Poutine au proche-orient

Le président russe Vladimir Poutine s’est envolé hier dimanche en Arabie saoudite, au Qatar et en Jordanie, pré carré des Etats-Unis, après avoir critiqué l’«unilatéralisme» de Washington, source d’instabilité au Proche-Orient, où la Russie, son pétrole et ses armes, veulent compter.
Cette tournée de trois jours est la première d’un président russe dans ces pays du Proche-Orient. En 2005, M. Poutine avait déjà été le premier dirigeant russe d’un tel rang à se rendre en Israël et dans les territoires palestiniens.

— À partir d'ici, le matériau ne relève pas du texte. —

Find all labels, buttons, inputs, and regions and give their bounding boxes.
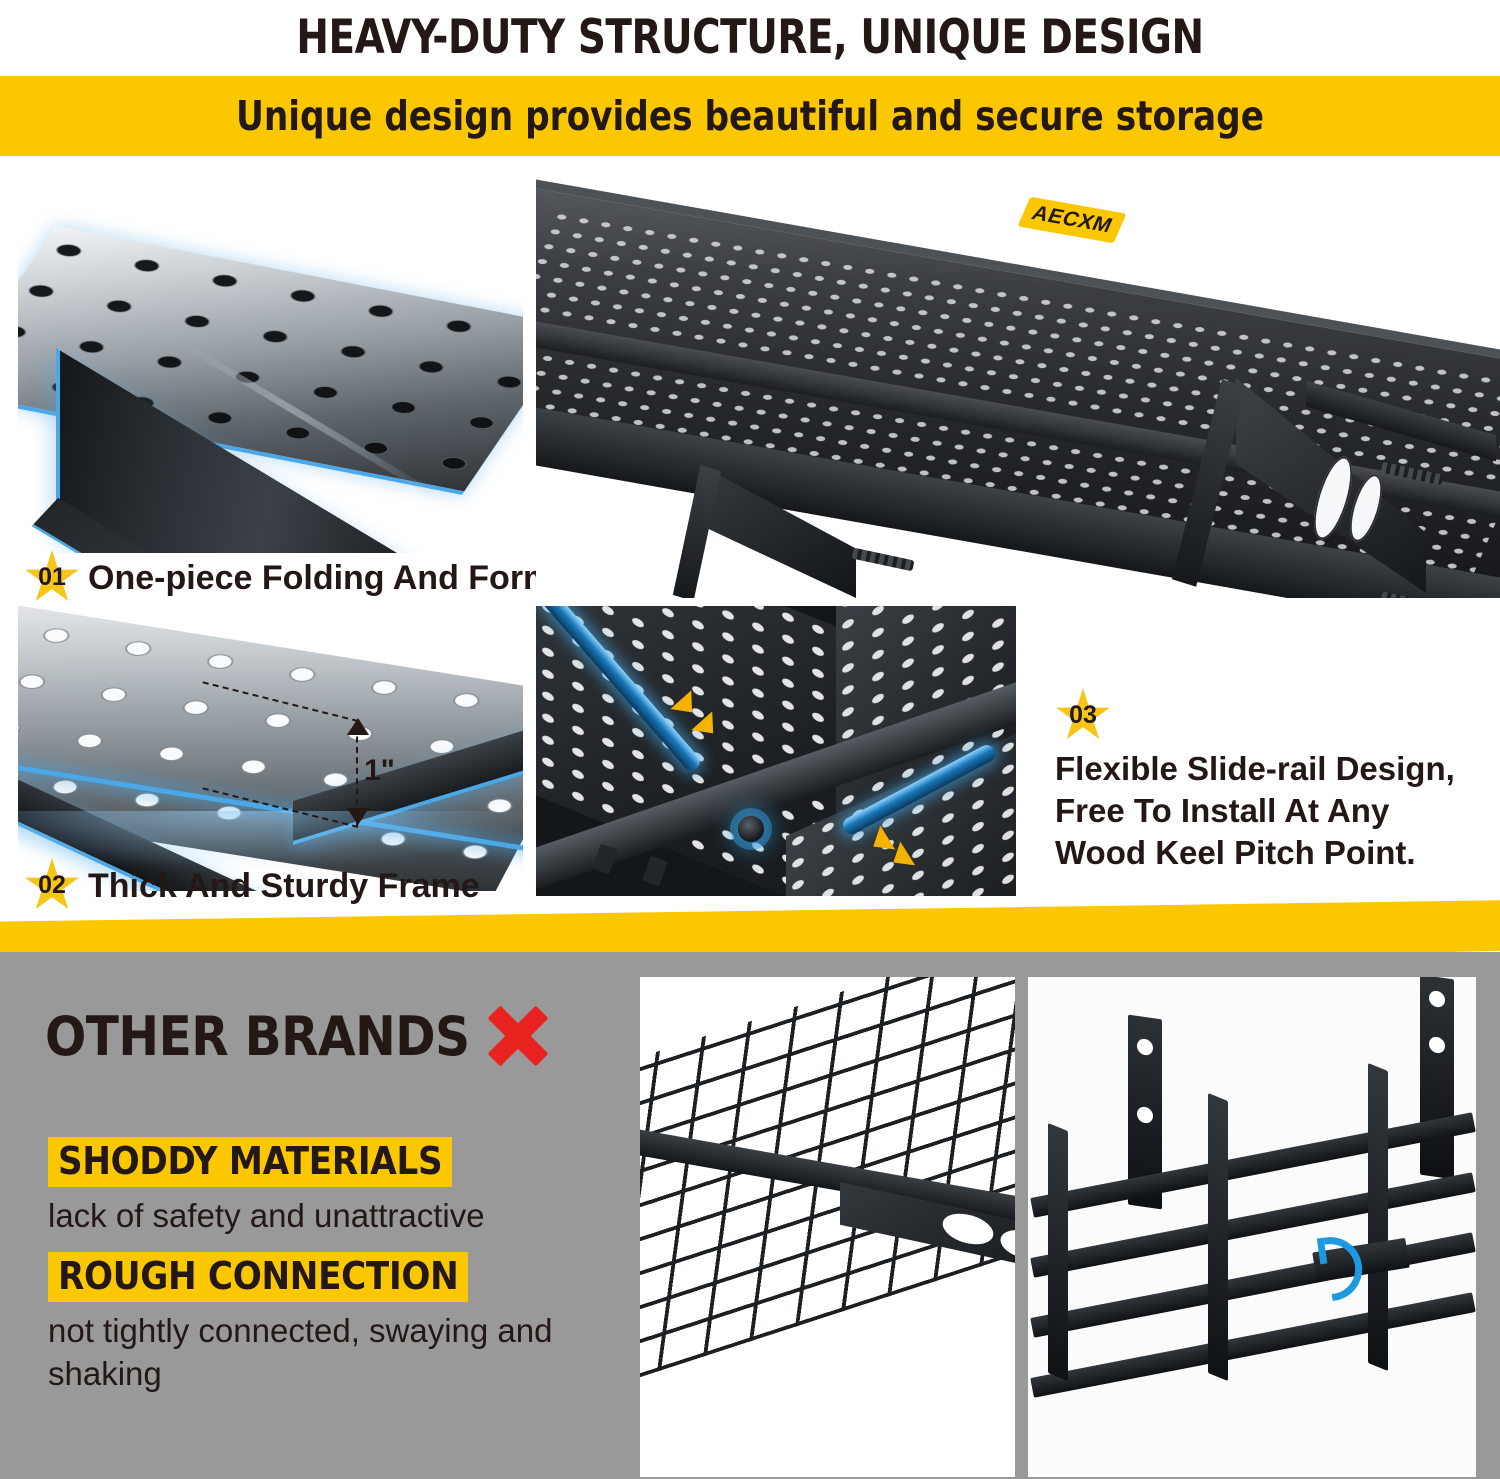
red-x-icon <box>486 1004 550 1068</box>
feature-label-text: One-piece Folding And Forming <box>88 559 604 598</box>
feature-label-text: Flexible Slide-rail Design, Free To Inst… <box>1055 748 1485 874</box>
photo-slide-rail <box>536 606 1016 896</box>
blue-hook-highlight-icon <box>1324 1233 1367 1301</box>
photo-channel-profile <box>18 198 523 553</box>
bracket-hole <box>1137 1038 1153 1056</box>
comparison-item-title: ROUGH CONNECTION <box>48 1252 468 1302</box>
photo-frame-corner <box>18 606 523 891</box>
comparison-item-description: not tightly connected, swaying and shaki… <box>48 1310 578 1396</box>
comparison-section: OTHER BRANDS SHODDY MATERIALS lack of sa… <box>0 952 1500 1479</box>
product-infographic: HEAVY-DUTY STRUCTURE, UNIQUE DESIGN Uniq… <box>0 0 1500 1479</box>
dimension-arrow-up-icon <box>347 718 369 735</box>
feature-number: 03 <box>1069 703 1097 728</box>
wall-bracket-right <box>1420 977 1454 1179</box>
page-title: HEAVY-DUTY STRUCTURE, UNIQUE DESIGN <box>60 2 1440 72</box>
frame-stringer <box>1368 1063 1388 1371</box>
hanger-tab <box>642 856 668 887</box>
brand-logo-badge: AECXM <box>1018 197 1127 244</box>
star-badge-icon: 01 <box>24 550 80 606</box>
photo-hero-rack: AECXM <box>536 168 1500 598</box>
bolt-icon <box>738 816 764 842</box>
photo-competitor-bar-frame <box>1028 977 1476 1477</box>
star-badge-icon: 03 <box>1055 688 1111 744</box>
frame-stringer <box>1048 1123 1068 1381</box>
dimension-annotation: 1" <box>318 696 438 856</box>
feature-label-03: 03 Flexible Slide-rail Design, Free To I… <box>1055 688 1485 874</box>
bracket-hole <box>1429 1036 1445 1054</box>
feature-photo-area: 01 One-piece Folding And Forming 1" 02 <box>0 158 1500 926</box>
bracket-hole <box>1137 1106 1153 1124</box>
feature-label-01: 01 One-piece Folding And Forming <box>24 550 604 606</box>
page-subtitle: Unique design provides beautiful and sec… <box>53 76 1448 156</box>
frame-stringer <box>1208 1093 1228 1381</box>
dimension-arrow-down-icon <box>347 808 369 825</box>
photo-competitor-mesh <box>640 977 1015 1477</box>
dimension-value: 1" <box>364 754 395 788</box>
feature-number: 01 <box>38 565 66 590</box>
wall-anchor-icon <box>852 548 915 572</box>
comparison-item-title: SHODDY MATERIALS <box>48 1137 452 1187</box>
comparison-heading-row: OTHER BRANDS <box>45 1004 550 1068</box>
comparison-item-description: lack of safety and unattractive <box>48 1195 578 1238</box>
comparison-item-1: SHODDY MATERIALS lack of safety and unat… <box>48 1137 578 1238</box>
feature-number: 02 <box>38 873 66 898</box>
bracket-hole <box>1429 990 1445 1008</box>
comparison-heading: OTHER BRANDS <box>45 1005 470 1068</box>
comparison-item-2: ROUGH CONNECTION not tightly connected, … <box>48 1252 578 1396</box>
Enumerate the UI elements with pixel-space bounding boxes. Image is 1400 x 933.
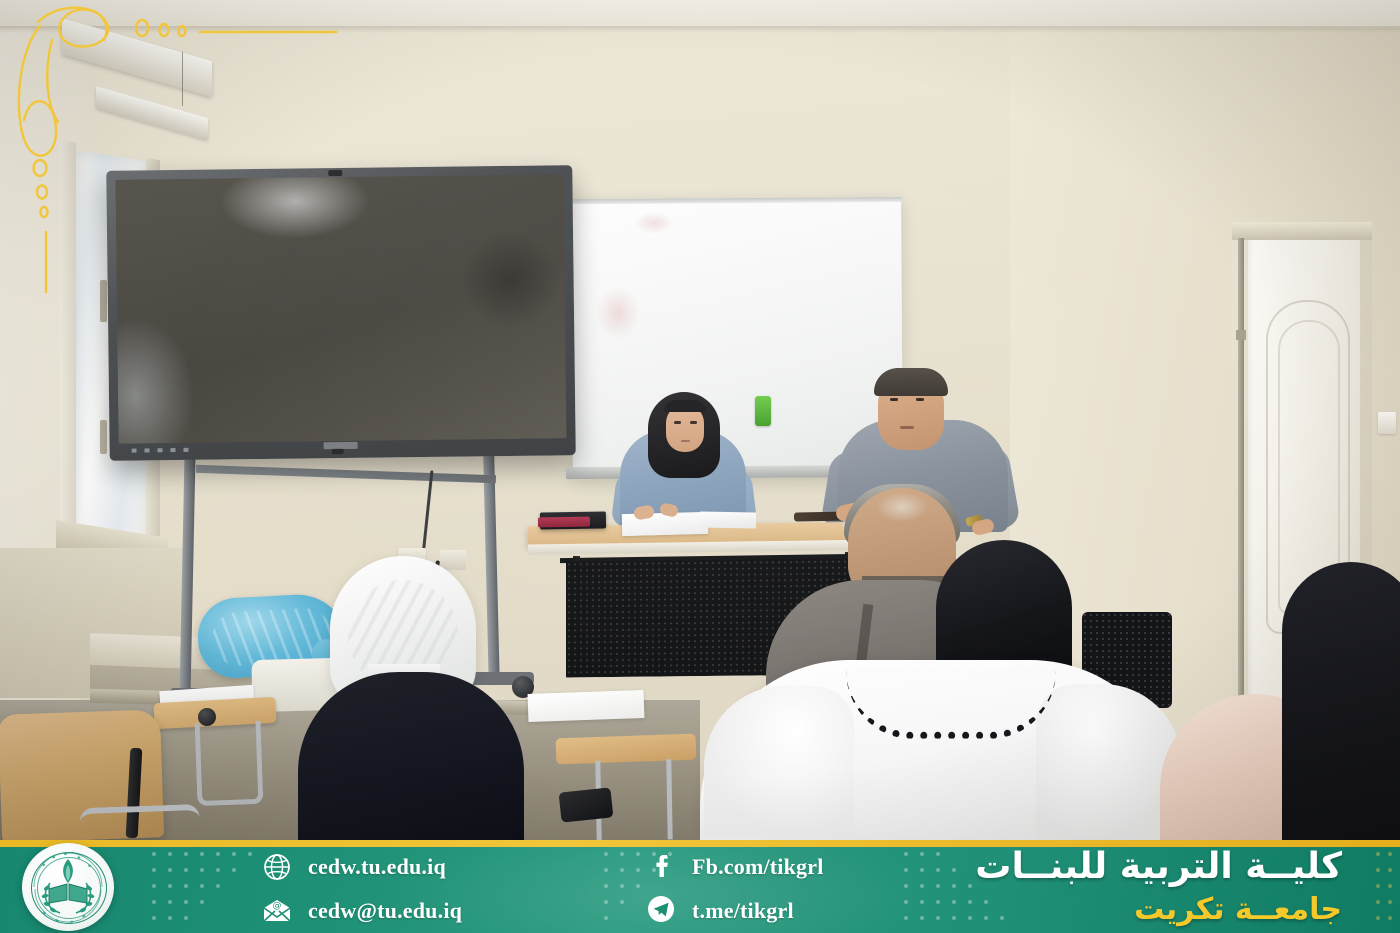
wall-switch (1378, 412, 1396, 434)
ceiling-shadow (0, 26, 1400, 33)
blind-cord (182, 52, 183, 106)
display-button-row (132, 448, 196, 453)
whiteboard-marker-residue-2 (634, 212, 674, 234)
globe-icon[interactable] (262, 852, 292, 882)
seal-emblem (22, 843, 114, 931)
event-photograph (0, 0, 1400, 840)
green-marker-icon (755, 396, 771, 426)
mobile-phone (559, 787, 614, 822)
presenter-woman-hairline (664, 400, 706, 412)
door-lintel (1232, 222, 1372, 240)
window-latch-upper (100, 280, 107, 322)
brand-name-arabic: كليــة التربية للبنــات (975, 846, 1342, 887)
website-label[interactable]: cedw.tu.edu.iq (308, 854, 446, 880)
svg-text:@: @ (273, 901, 282, 911)
facebook-icon[interactable] (648, 850, 678, 880)
chair-desk-papers-center (528, 690, 645, 722)
university-seal-logo (22, 843, 114, 931)
presenter-woman-eye-right (690, 421, 697, 424)
display-brand-logo (324, 442, 358, 449)
conduit-junction (1236, 330, 1246, 340)
email-label[interactable]: cedw@tu.edu.iq (308, 898, 462, 924)
ceiling (0, 0, 1400, 28)
presenter-woman-eye-left (674, 421, 681, 424)
wooden-chair-frame-left (79, 804, 200, 840)
photo-post-canvas: @ cedw.tu.edu.iq cedw@tu.edu.iq Fb.com/t… (0, 0, 1400, 933)
telegram-icon[interactable] (646, 894, 676, 924)
wall-conduit (1238, 238, 1244, 708)
window-latch-lower (100, 420, 107, 454)
dot-matrix-decoration-edge (1372, 848, 1398, 928)
presenter-man-hair (874, 368, 948, 396)
document-folder-red-band (538, 517, 590, 528)
display-camera-icon (328, 170, 342, 176)
presenter-woman-mouth (681, 440, 690, 442)
presenter-man-eye-left (890, 398, 898, 401)
window-mullion-left (60, 140, 76, 563)
facebook-label[interactable]: Fb.com/tikgrl (692, 854, 824, 880)
university-name-arabic: جامعــة تكريت (1134, 892, 1342, 927)
envelope-icon[interactable]: @ (262, 896, 292, 926)
display-screen (115, 174, 566, 443)
dot-matrix-decoration-left (148, 848, 268, 928)
attendee-grey-suit-hair-highlight (876, 492, 928, 522)
attendee-white-blouse-collar-trim (846, 670, 1056, 738)
attendee-black-abaya (1282, 562, 1400, 840)
presenter-man-mouth (900, 426, 914, 429)
wall-socket-secondary (440, 550, 466, 570)
whiteboard-marker-residue (596, 286, 640, 340)
telegram-label[interactable]: t.me/tikgrl (692, 898, 794, 924)
paper-stack-secondary (700, 512, 756, 529)
attendee-white-blouse-shoulder-left (704, 686, 854, 836)
interactive-flat-panel (106, 165, 576, 461)
attendee-white-hijab-body (298, 672, 524, 840)
presenter-man-eye-right (916, 398, 924, 401)
chair-desk-legs-left (195, 721, 264, 806)
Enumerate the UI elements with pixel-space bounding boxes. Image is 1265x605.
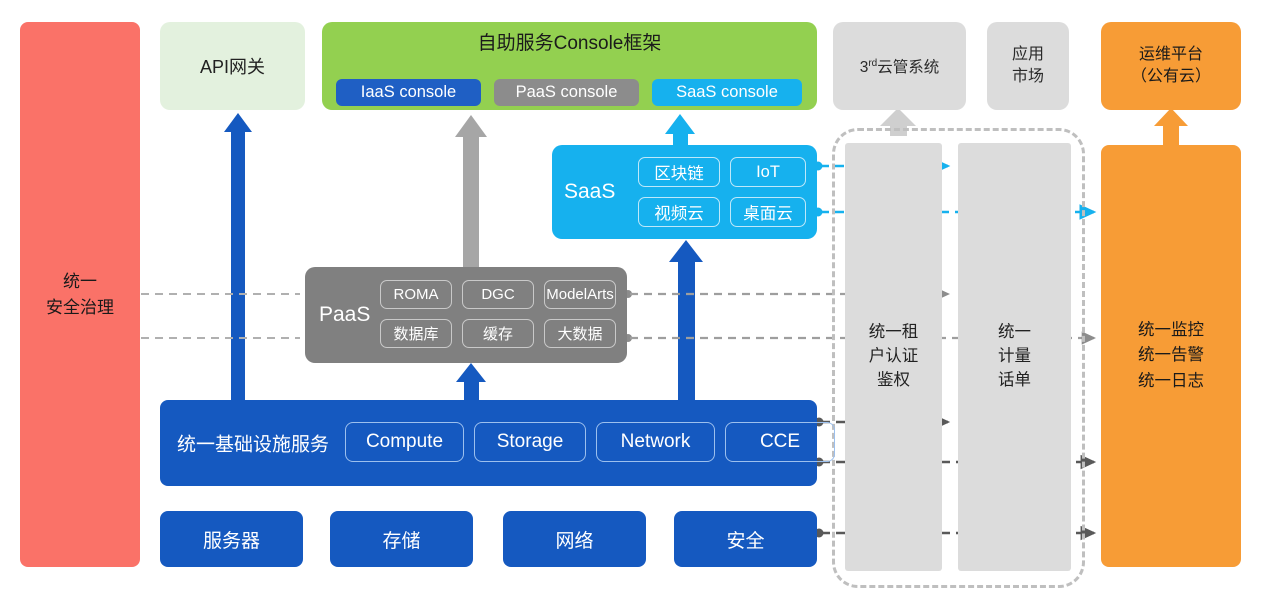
ops-monitor-line-2: 统一告警 [1138, 343, 1204, 369]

A la veille de son arrivée dans une zone sous forte influence américaine, le président russe a donné le ton en prononçant un réquisitoire violent contre la politique de domination «déstabilisatrice» des Etats-Unis, s’attirant les réactions indignées de l’Otan et du sénateur républicain John McCain.
«Les Etats-Unis sortent de leurs frontières nationales dans tous les domaines et cela est très dangereux, personne ne se sent plus en sécurité parce que personne ne peut plus trouver refuge derrière le droit international», a affirmé samedi le chef de l’Etat russe, devant la 43e conférence de Munich sur la sécurité. Il a également critiqué l’intervention anglo-américaine en Irak, soulignant que «des actions unilatérales, illégitimes, n’ont pas réussi à régler les problèmes mais ont au contraire aggravé les tragédies humaines».
La réponse du porte-parole du président George W. Bush pour les affaires de sécurité nationale, Gordon Johndroe n’a pas tardé. «Nous sommes surpris et déçus des commentaires du président Poutine», a-t-il déclaré. «Nous comptons poursuivre la coopération avec la Russie dans les domaines importants pour la communauté internationale tels que la lutte contre le terrorisme et la réduction de la prolifération et de la menace des armes de destruction massive», a-t-il précisé.
Vladimir Poutine, dont le pays entretient des relations plus que privilégiées avec la Syrie et l’Iran, deux Etats parias aux yeux de Washington, est arrivé dimanche 11 février à Ryad d’où il ne repart que ce lundi après des entretiens avec le roi d’Arabie saoudite Abdallah et une rencontre avec les milieux des affaires. A Ryad, temps fort de la tournée, le président russe devrait évoquer les crises internationales, le pétrole, la lutte contre le terrorisme et d’éventuelles ventes d’armes.
Dans la foulée, le président russe devrait faire escale quelques heures au Qatar, qui dispose des troisièmes réserves mondiales de gaz (après la Russie et l’Iran) pour parler «coordination» du marché gazier.
Attendu tard ce lundi soir à Amman, M. Poutine doit s’entretenir mardi avec le roi Abdallah II de Jordanie. Juste avant son départ, il doit rencontrer le président de l’Autorité palestinienne Mahmoud Abbas.